Lowes and home depot come to mind. Their POS/terminals are just a terminal into an TUI. John Deere, kabota and other ag equipment service & parts providers still largely use a TUI.
I'm not positive whether Target's system from ~15 years ago was a TUI, but a friend worked there in college. He mentioned the process for tax exempt purchases was a bit challenging/not the most common. There were some frequent shoppers who had heard the assistance from the manager enough times, they could walk an employee through what buttons to press to get it setup correctly.
Was not a TUI, but was totally controllable from the keyboard. There was no mouse or touch screen, you could get pretty fast at it. You are also correct about the tax exempt thing, the customers who used it often knew what to ask for. The new registers now have a completely different UI with a touch screen. Seems like a step backwards.

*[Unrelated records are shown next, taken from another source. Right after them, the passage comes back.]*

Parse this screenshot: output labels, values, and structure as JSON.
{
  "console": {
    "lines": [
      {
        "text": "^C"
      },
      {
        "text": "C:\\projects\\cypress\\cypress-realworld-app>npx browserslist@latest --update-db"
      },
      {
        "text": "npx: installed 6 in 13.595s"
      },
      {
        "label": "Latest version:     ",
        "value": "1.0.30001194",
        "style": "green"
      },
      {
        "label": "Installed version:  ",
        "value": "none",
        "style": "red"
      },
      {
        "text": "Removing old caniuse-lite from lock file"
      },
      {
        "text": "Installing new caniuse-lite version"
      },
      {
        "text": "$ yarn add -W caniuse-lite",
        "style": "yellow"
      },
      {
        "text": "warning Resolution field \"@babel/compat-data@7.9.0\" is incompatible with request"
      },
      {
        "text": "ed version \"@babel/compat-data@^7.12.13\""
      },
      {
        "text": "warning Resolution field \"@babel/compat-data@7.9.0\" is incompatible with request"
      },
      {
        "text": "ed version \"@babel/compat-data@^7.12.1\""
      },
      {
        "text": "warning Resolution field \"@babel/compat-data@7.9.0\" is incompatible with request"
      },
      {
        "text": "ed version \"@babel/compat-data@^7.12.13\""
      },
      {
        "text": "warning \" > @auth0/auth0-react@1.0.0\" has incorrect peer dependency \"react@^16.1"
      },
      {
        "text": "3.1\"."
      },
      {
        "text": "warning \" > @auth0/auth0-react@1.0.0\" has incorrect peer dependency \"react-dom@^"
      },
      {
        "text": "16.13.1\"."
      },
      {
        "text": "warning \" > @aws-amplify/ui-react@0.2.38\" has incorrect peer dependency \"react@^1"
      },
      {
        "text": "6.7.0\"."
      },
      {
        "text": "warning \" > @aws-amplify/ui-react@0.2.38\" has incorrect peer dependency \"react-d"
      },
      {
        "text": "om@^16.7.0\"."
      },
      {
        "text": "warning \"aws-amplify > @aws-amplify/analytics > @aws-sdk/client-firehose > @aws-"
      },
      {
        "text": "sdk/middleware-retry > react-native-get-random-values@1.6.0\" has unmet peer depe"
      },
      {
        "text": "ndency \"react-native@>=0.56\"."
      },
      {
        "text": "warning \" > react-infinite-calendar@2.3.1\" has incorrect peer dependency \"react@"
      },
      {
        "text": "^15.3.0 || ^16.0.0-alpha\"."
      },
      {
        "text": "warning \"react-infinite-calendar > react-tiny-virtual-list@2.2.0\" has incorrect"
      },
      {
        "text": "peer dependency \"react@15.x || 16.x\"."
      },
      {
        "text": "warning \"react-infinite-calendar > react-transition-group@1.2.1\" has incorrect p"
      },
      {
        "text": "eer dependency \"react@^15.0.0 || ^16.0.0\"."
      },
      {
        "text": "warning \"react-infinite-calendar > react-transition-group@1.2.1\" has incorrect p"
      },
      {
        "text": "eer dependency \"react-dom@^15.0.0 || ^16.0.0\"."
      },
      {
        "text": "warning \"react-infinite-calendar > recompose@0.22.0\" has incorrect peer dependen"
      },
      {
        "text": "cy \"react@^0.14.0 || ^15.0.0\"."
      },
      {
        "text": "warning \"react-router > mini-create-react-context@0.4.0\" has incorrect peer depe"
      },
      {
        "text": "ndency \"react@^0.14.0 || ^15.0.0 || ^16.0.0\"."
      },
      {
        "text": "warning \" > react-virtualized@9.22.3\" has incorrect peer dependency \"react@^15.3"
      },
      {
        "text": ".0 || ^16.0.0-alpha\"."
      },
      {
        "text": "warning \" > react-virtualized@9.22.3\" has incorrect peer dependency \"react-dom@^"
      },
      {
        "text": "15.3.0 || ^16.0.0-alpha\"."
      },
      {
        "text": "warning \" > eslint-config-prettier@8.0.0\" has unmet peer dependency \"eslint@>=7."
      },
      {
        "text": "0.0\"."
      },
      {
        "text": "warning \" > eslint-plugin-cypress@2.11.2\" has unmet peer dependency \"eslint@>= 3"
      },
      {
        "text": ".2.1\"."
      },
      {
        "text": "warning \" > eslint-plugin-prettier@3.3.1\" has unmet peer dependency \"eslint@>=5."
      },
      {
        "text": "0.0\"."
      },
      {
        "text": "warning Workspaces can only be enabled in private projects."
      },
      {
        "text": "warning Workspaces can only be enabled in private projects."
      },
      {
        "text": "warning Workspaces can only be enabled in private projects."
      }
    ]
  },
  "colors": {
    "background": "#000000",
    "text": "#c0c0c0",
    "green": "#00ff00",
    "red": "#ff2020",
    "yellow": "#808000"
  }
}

Giving someone a sequence of keypresses as instructions rather than a series of obscure buttons and submenus to navigate is so much better. The VI/VIM cultists have been wise to this for over 30 years yet we insist on creating terrible mini-pc's running bloated windows to hark up a hodge-podge of WinForms or whatever proprietary corpo-slop is most friendly for the non-software engineer engineering manager and project lead
For what it's worth, the nature of the stare seems to be in dispute:
> With this, a lot of Gen Z “clapped back,” if you will (this essentially means they rebutted), saying that this stare comes from listening to Boomers or Millennials ask them obvious questions or start demanding things from them that warrant a look that says, “Are you actually serious right now?” or “I don’t get paid enough for this.”
Not saying some people don't get bored and start looking at their phones way too fast (uh, like drivers at a stop light? that's not limited to gen z), just that there might be another reason for any given blank stare.